Zu Gast sein… 10. Oktober 2018

 

So sagen wir, wenn wir einer Einladung folgen, die Nachbarn oder Freunde ausgesprochen haben. In der Regel laden wir uns abwechselnd gegenseitig ein. Die Einladungen und Bewirtungen unter den deutschen Residenten in Ungarn haben einen hohen Stellenwert. Man trifft sich, tauscht Neuigkeiten und Informationen aus, bemerkt, dass die anderen älter geworden sind, und so weiter.

Diese Essen und der damit verbundene Austausch dienen der Stabilität der Gemeinschaft derer, die sich im Ausland befinden. Bei einem solchen Treffen kam das Thema “Gastfreundschaft” auf und die Meinung, dass die veranstalteten Geselligkeiten doch auf jeden Fall den Rang der Gastfreundschaft besäßen.

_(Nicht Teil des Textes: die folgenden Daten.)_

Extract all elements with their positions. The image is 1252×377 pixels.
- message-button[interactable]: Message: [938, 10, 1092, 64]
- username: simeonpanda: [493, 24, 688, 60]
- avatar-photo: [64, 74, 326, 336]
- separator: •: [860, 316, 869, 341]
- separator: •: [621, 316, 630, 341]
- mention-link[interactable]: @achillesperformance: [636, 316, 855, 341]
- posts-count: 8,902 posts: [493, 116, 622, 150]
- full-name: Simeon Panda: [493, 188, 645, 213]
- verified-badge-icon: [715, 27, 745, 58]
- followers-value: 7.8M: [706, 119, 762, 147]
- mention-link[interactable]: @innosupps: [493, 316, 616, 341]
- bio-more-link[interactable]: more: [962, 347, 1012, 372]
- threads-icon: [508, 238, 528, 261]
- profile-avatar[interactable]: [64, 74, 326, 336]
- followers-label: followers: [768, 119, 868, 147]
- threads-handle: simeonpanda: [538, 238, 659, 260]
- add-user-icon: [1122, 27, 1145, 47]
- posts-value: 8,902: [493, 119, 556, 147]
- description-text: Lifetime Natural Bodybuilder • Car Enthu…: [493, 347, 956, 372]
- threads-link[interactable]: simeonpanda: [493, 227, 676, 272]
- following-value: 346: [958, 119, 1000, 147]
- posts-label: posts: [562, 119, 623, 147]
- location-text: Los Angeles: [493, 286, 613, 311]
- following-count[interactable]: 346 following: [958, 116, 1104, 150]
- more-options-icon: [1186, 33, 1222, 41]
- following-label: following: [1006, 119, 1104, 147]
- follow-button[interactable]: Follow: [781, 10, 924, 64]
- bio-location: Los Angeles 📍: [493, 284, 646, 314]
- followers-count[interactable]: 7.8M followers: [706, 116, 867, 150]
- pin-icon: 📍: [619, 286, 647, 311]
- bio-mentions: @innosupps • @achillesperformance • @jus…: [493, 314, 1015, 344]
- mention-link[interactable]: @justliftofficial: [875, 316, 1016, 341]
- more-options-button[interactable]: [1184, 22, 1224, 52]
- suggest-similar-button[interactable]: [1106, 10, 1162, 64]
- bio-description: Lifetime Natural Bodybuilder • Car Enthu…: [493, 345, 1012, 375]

Ich fühlte mich herausgefordert und führte aus, dass Gastfreundschaft in früheren Zeiten und in den heißen Ländern, von denen zum Beispiel das Alte Testament spricht, eine gesellschaftliche Verpflichtung war. Anders als unsere wechselseitigen Einladungen, die dem Vergnügen dienen. Denn weite Strecken und schwierige Bedingungen mussten bewältigt werden, um von Ort zu Ort zu kommen. Manchmal war es nötig, eine Zwischenrast zu machen und dabei war man auf freundliche Familien angewiesen, die einen aufnahmen, die man selbst nicht kannte und denen man selbst fremd war.

Die Aufnahme der Reisenden erfolgte nach einem bestimmten Ablauf. Man begrüßte die Fremden freundlich, erkundigte sich nach den Beschwernissen der Reise und bot ihnen an, zu bleiben. Man ließ ihnen oder tat es selbst, die Füße reinigen, die vom Staub verdreckt waren. Dann wurde ihnen zum Ausruhen ein Platz im Schatten angeboten. Und danach wurde zu Tisch geladen, und es wurde aufgeboten, was das Haus mit seiner Speisekammer an Essen hergab.

Gasfreundschaft war überlebensnotwendig, und die Familie, die sie einer anderen anbot, konnte sicher sein, dass ihr selbst, wenn sie auf Reisen war, das Gleiche zuteil wurde, auch, wenn die handelnden Personen ganz andere waren. Der Unterschied zwischen Geselligkeit und gesellschaftlicher Notwendigkeit ist sicher schwer zu verstehen, weil wir weder in der Kultur noch in der Gegend leben, in der diese Form der Gastfreundschaft lebensnotwendig war und ist.

Deshalb wird Gastfreundschaft in der Bibel angemahnt und als ein Dienst an Gott verstanden. Eine gastfreundliche Gesellschaft geht über gegenseitiges Einladen hinaus.